Letter: Homelessness a real problem that should not be ignored

Editor,

On Monday evening, I attended the Whidbey Homeless Coalition conversation, “What Does It Mean to Be Homeless on Whidbey Island?” Like many communities, homelessness has been growing in recent years, due to many factors, including lack of affordable housing, life-changing events (i.e. bankruptcy, foreclosure, job loss or divorce), domestic violence, poverty and inability to work due to health, mental issues or addiction.

Throughout the evening, participants shared their perceptions, personal experiences, and recommendations for providing housing and the support necessary to help someone move up the social ladder, and enjoy what most of us take for granted: Regularly taking a shower, brushing your teeth, washing your clothes (or having clean ones to change into), and knowing where you’re going to sleep next month.

Also discussed was the stigma of homelessness, an “invisible” population who are easy to ignore, much like litter on the ground. A momentary discomfort as you pass.

The reality, however, can’t be ignored.
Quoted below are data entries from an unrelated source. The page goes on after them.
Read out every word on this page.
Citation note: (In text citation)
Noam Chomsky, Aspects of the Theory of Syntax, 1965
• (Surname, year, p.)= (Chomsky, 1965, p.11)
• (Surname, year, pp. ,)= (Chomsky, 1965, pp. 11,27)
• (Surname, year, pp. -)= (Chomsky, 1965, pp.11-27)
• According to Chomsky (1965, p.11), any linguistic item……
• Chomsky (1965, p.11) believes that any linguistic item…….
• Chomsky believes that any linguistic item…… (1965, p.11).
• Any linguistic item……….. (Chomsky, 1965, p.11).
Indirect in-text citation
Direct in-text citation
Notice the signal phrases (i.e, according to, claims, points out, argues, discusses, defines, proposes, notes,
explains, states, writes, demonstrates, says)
It was startling to hear there are approximately 250 homeless students who attend Oak Harbor High School. They share housing, live in motels, campgrounds, cars, abandoned buildings and emergency or transitional shelters. Some are homeless, along with their families. Others are on their own.
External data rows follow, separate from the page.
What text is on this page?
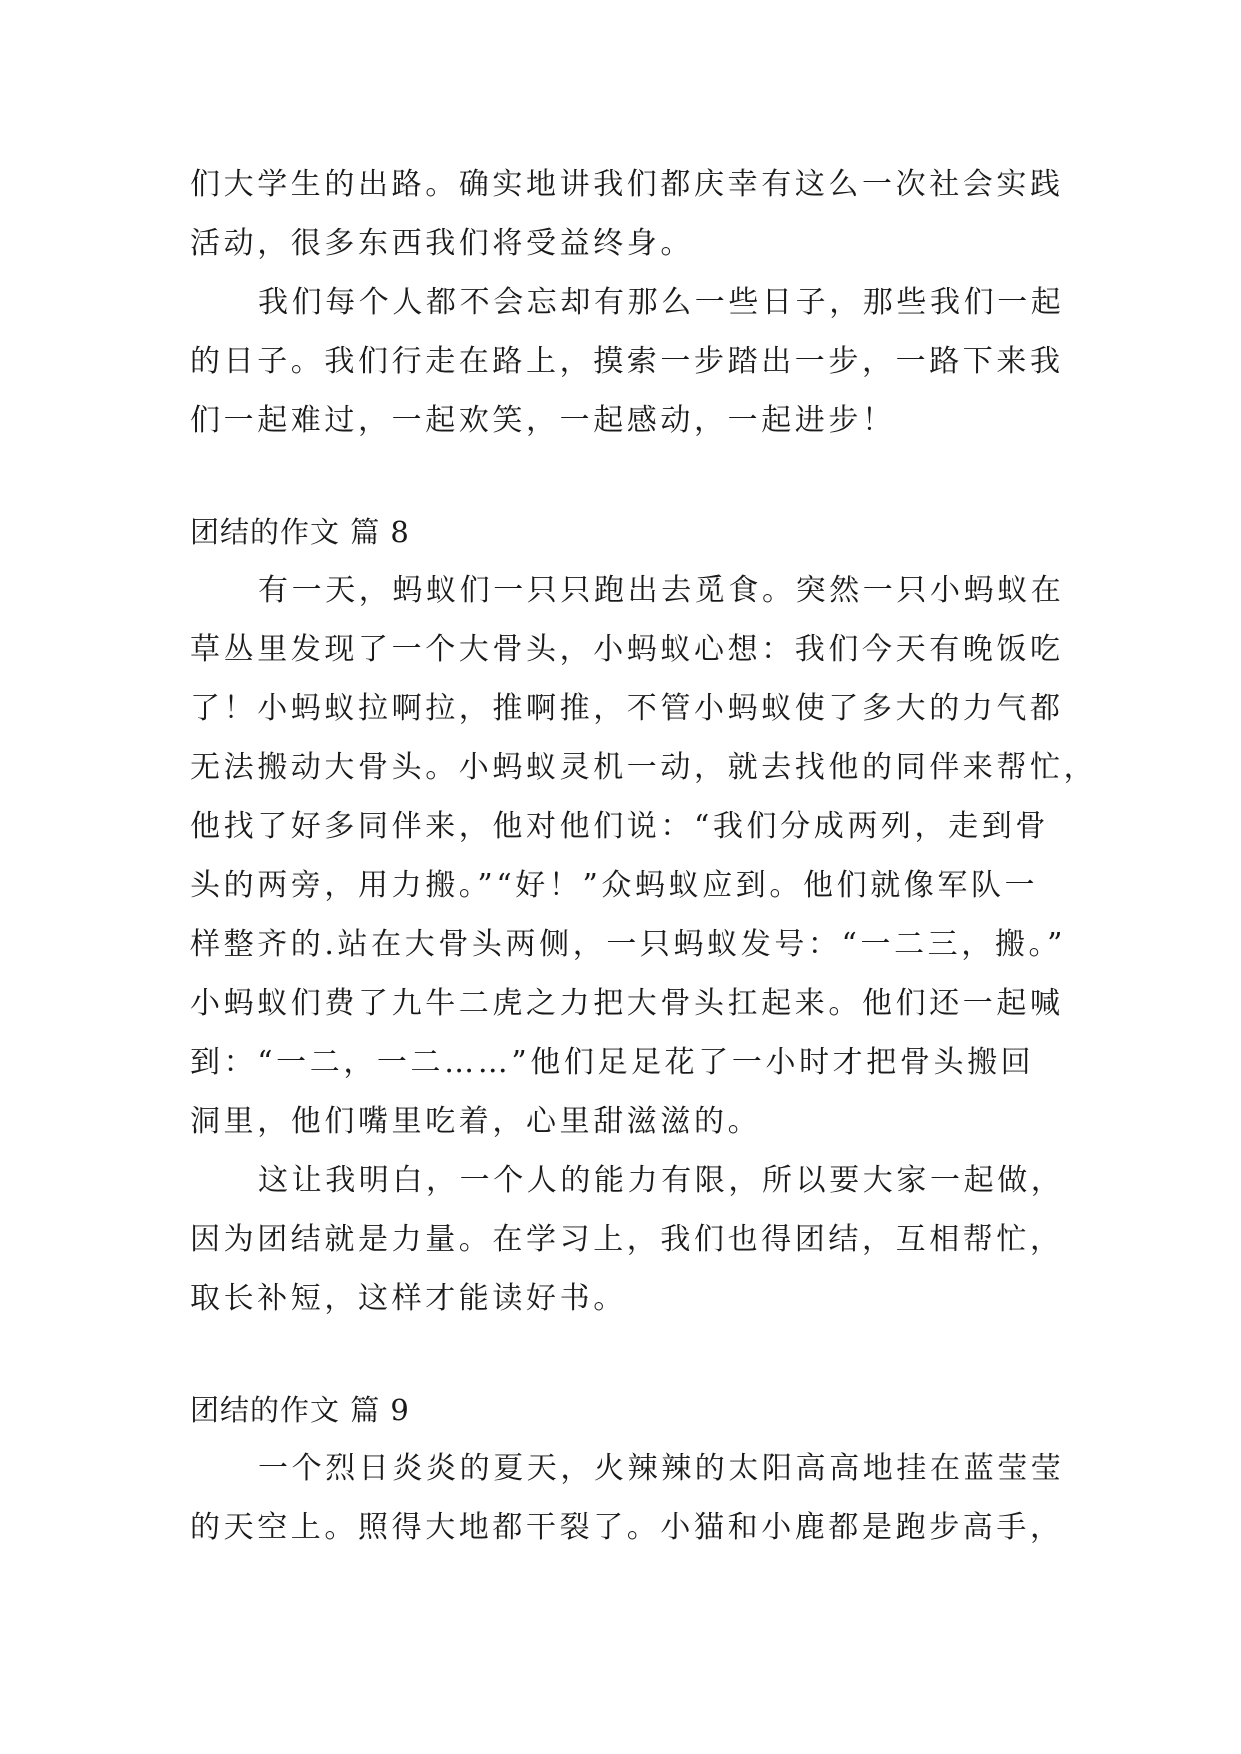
们大学生的出路。确实地讲我们都庆幸有这么一次社会实践
活动，很多东西我们将受益终身。
我们每个人都不会忘却有那么一些日子，那些我们一起
的日子。我们行走在路上，摸索一步踏出一步，一路下来我
们一起难过，一起欢笑，一起感动，一起进步！
团结的作文 篇 8
有一天，蚂蚁们一只只跑出去觅食。突然一只小蚂蚁在
草丛里发现了一个大骨头，小蚂蚁心想：我们今天有晚饭吃
了！小蚂蚁拉啊拉，推啊推，不管小蚂蚁使了多大的力气都
无法搬动大骨头。小蚂蚁灵机一动，就去找他的同伴来帮忙，
他找了好多同伴来，他对他们说：“我们分成两列，走到骨
头的两旁，用力搬。”“好！”众蚂蚁应到。他们就像军队一
样整齐的.站在大骨头两侧，一只蚂蚁发号：“一二三，搬。”
小蚂蚁们费了九牛二虎之力把大骨头扛起来。他们还一起喊
到：“一二，一二……”他们足足花了一小时才把骨头搬回
洞里，他们嘴里吃着，心里甜滋滋的。
这让我明白，一个人的能力有限，所以要大家一起做，
因为团结就是力量。在学习上，我们也得团结，互相帮忙，
取长补短，这样才能读好书。
团结的作文 篇 9
一个烈日炎炎的夏天，火辣辣的太阳高高地挂在蓝莹莹
的天空上。照得大地都干裂了。小猫和小鹿都是跑步高手，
It’s frightening to think how many homeless people in Oak Harbor are the parents of children, who during the day attend school, but at night are scrambling to stay warm and dry, while upholding the pretense that everything is going to be “okay.”
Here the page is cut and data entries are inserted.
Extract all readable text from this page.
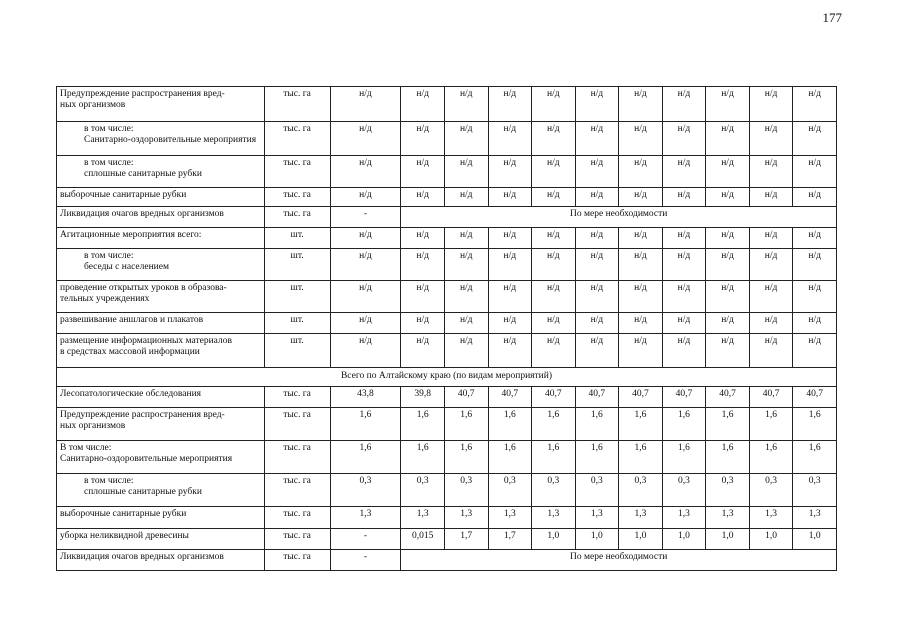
177
Предупреждение распространения вред-
ных организмов	тыс. га	н/д	н/д	н/д	н/д	н/д	н/д	н/д	н/д	н/д	н/д	н/д

в том числе:
Санитарно-оздоровительные мероприятия	тыс. га	н/д	н/д	н/д	н/д	н/д	н/д	н/д	н/д	н/д	н/д	н/д

в том числе:
сплошные санитарные рубки	тыс. га	н/д	н/д	н/д	н/д	н/д	н/д	н/д	н/д	н/д	н/д	н/д

выборочные санитарные рубки	тыс. га	н/д	н/д	н/д	н/д	н/д	н/д	н/д	н/д	н/д	н/д	н/д
Ликвидация очагов вредных организмов	тыс. га	-	По мере необходимости									

Агитационные мероприятия всего:	шт.	н/д	н/д	н/д	н/д	н/д	н/д	н/д	н/д	н/д	н/д	н/д

в том числе:
беседы с населением	шт.	н/д	н/д	н/д	н/д	н/д	н/д	н/д	н/д	н/д	н/д	н/д

проведение открытых уроков в образова-
тельных учреждениях	шт.	н/д	н/д	н/д	н/д	н/д	н/д	н/д	н/д	н/д	н/д	н/д

развешивание аншлагов и плакатов	шт.	н/д	н/д	н/д	н/д	н/д	н/д	н/д	н/д	н/д	н/д	н/д

размещение информационных материалов
в средствах массовой информации	шт.	н/д	н/д	н/д	н/д	н/д	н/д	н/д	н/д	н/д	н/д	н/д
Всего по Алтайскому краю (по видам мероприятий)												

Лесопатологические обследования	тыс. га	43,8	39,8	40,7	40,7	40,7	40,7	40,7	40,7	40,7	40,7	40,7

Предупреждение распространения вред-
ных организмов	тыс. га	1,6	1,6	1,6	1,6	1,6	1,6	1,6	1,6	1,6	1,6	1,6

В том числе:
Санитарно-оздоровительные мероприятия	тыс. га	1,6	1,6	1,6	1,6	1,6	1,6	1,6	1,6	1,6	1,6	1,6

в том числе:
сплошные санитарные рубки	тыс. га	0,3	0,3	0,3	0,3	0,3	0,3	0,3	0,3	0,3	0,3	0,3

выборочные санитарные рубки	тыс. га	1,3	1,3	1,3	1,3	1,3	1,3	1,3	1,3	1,3	1,3	1,3

уборка неликвидной древесины	тыс. га	-	0,015	1,7	1,7	1,0	1,0	1,0	1,0	1,0	1,0	1,0
Ликвидация очагов вредных организмов	тыс. га	-	По мере необходимости									
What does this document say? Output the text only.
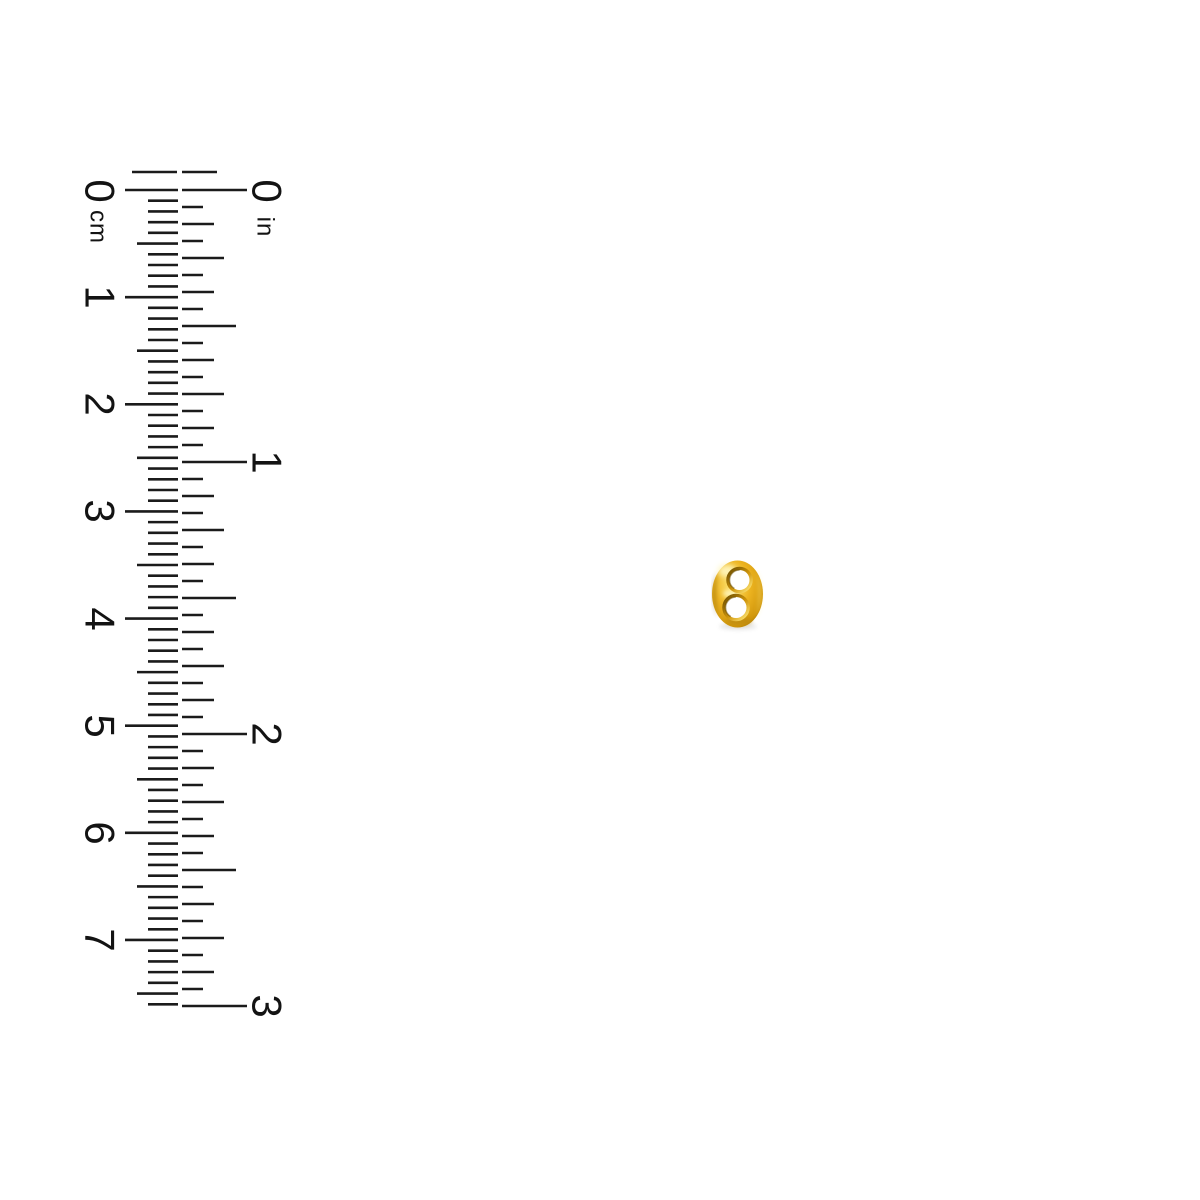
0
cm
1
2
3
4
5
6
7
0
in
1
2
3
Indian activist Mahatma Gandhi once said, “The greatness of a nation and its moral progress can be judged by the way its animals are treated.” If we replace the word “animal” with “homeless,” can we honestly say our moral progress is exemplary? With nearly 554,000 homeless in America, and over 43 million living in poverty (12.7% of the population), we’re a long way from the inalienable rights of life, liberty and the pursuit of happiness, whereby the word “happiness” inferred “prosperity,” “thriving” and “well-being.”